There's been a whole lot of attention focused on Queensland weather recently. And with the massive floods, followed by a cyclone, all within a month, it's little wonder. And it's not just happening in Queensland. Around the world, the weather seems to have gone just a little bit mad so far this year, much to the delight of certain media outlets who feed on the "thank god it's not happening to me" side of the public. And again, fair enough. I can see why the dramatic footage of record snow falls, landslides, cyclones, and raging torrents of flood water attract an audience.

The recovery process is now drawing all the attention here. The proposed levy to rebuild after the floods has been pretty well condemned by many - in spite of the fact that it averages out to less than a dollar a week for most people. The opposition leader has been condemned for attempting to cash in on the floods, running a party fundraiser on the back of the unpopular levy. We're being warned to prepare for sub-standard and expensive fruit and vegetables in shops, with the suggestion being that it's our duty to buy these goods to support the farmers in their time of need (although how we're supposed to know for sure that the damage was caused by floods I don't know; for all I can tell, it might just be that the grocers have found a way to get rid of damaged goods for a ridiculously inflated price). Volunteers are flooding into Queensland to get everything off the ground again.

Don't get me wrong about what's going to be written next. I feel for the Queenslanders who have gone through this.
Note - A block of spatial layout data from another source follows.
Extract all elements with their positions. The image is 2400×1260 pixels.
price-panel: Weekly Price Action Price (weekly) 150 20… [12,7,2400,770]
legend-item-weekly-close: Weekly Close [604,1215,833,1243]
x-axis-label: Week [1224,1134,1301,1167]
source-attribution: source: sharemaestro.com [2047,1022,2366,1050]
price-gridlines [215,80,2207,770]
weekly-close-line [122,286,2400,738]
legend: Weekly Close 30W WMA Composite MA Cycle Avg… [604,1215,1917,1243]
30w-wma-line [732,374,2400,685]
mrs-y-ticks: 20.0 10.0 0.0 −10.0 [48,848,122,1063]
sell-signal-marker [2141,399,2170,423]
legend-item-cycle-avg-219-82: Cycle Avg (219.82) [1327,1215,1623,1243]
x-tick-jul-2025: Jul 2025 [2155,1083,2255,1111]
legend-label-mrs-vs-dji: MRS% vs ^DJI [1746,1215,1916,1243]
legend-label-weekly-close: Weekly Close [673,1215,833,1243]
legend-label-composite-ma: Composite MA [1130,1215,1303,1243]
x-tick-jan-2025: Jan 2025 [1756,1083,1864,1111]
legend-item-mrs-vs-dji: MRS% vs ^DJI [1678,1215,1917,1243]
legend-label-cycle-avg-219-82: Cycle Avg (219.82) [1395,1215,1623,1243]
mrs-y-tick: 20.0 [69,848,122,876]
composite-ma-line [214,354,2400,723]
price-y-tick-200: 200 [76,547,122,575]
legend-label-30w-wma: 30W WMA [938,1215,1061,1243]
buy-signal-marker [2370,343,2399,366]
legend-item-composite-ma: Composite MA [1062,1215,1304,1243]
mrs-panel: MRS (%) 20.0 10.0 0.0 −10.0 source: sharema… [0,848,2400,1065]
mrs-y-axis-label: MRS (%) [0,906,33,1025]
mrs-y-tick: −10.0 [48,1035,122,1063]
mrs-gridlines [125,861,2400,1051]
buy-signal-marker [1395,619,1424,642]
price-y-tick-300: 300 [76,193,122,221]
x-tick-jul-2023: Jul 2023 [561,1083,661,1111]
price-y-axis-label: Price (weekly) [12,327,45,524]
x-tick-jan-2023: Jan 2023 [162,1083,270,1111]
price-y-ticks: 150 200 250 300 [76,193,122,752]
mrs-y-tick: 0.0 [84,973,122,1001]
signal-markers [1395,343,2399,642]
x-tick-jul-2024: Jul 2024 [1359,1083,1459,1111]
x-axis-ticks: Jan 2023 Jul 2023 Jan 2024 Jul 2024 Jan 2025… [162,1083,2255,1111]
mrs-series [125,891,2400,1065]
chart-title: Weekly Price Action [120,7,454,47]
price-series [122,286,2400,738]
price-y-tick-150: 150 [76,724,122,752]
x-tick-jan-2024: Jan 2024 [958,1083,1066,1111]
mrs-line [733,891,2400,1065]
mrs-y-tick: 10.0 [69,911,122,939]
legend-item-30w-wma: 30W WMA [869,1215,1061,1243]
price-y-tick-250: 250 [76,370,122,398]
The loss of property and, worse than that, the loss of life, has been terrible. The state is understandably reeling from the events of this year and must be wondering what is going to hit them next. But at the same time, they are not the only ones who have been hit by this, not by any stretch. In fact, there are communities in Victoria that have been flooded out four times in the past six months - farming communities, who had weathered a seven year drought, only to be inundated when they just get a crop that looks good and is about ready for harvest.

And now it's come again. The two cyclones that have lashed the north of the country, weakened enough to be downgraded below cyclone classification, joined forces and headed south, where they ran into another front that was headed north. They all came together over Victoria for a weather event that seems to have had at least one meteorologist all but salivating. There are parts of my state that have had their annual rainfall come down in a two hour period. The Yarra might not have flooded, but the Lodden and Campaspe, the Mitta Mitta, and the Murray, as well as many others, are all up and about. There has been flooding in the north, the east, the south-east, flash flooding in Melbourne. No, there has been no loss of life, as far as I know only one serious injury when a girl was crushed by a falling tree. But please don't for a moment think that what has happened here is any less worthy of attention, because it's long term effects will be just as widespread. Perhaps the most dramatic photo I've seen was not a gushing torrent of water - although there are a few of them from a wide variety of places. It was a photo taken in Laverton of what looked like a swamp. It was covered in dead birds, who had not been able to withstand the winds that came through with the storms that hit the area overnight. Victoria has never known anything like it, and the forecasters say there is more to come. A quick look at the Sydney Morning Herald website, though, you'd think it was any other day. The weather is wrapped up in the fourth lead, a story which deals largely with the combined impact of cyclone Yasi on Queensland, Victoria and the Northern Territory before finishing by saying that the heat wave in Sydney is, in fact, unrelated. Surprise, Sydney-siders, it is summer, after all.

When the people who should be informed about events by media outlets like the SMH are complaining about the flood levy to rebuild Queensland, perhaps it might do to remind them of events on a national scale. Have a thought about the billions of dollars that could be spent here in Victoria, where the area responsible for fruit and wheat is doing it tough. When your bread costs more, think of the Wimmera and their six months of flooding that has wiped out the wheat crop. When you can't get grapes, think of Mildura's fields, currently under about a metre of water. Then look at the $1 a week it could cost to get Queensland on the road to recovery; wonder if any of that cash will make it to the areas that have gone unnoticed, because they have been overshadowed by the bright lights and the spectacle in Queensland. God knows half the people in Melbourne are barely aware of what's happening. How on earth would the rest of the country be expected to know?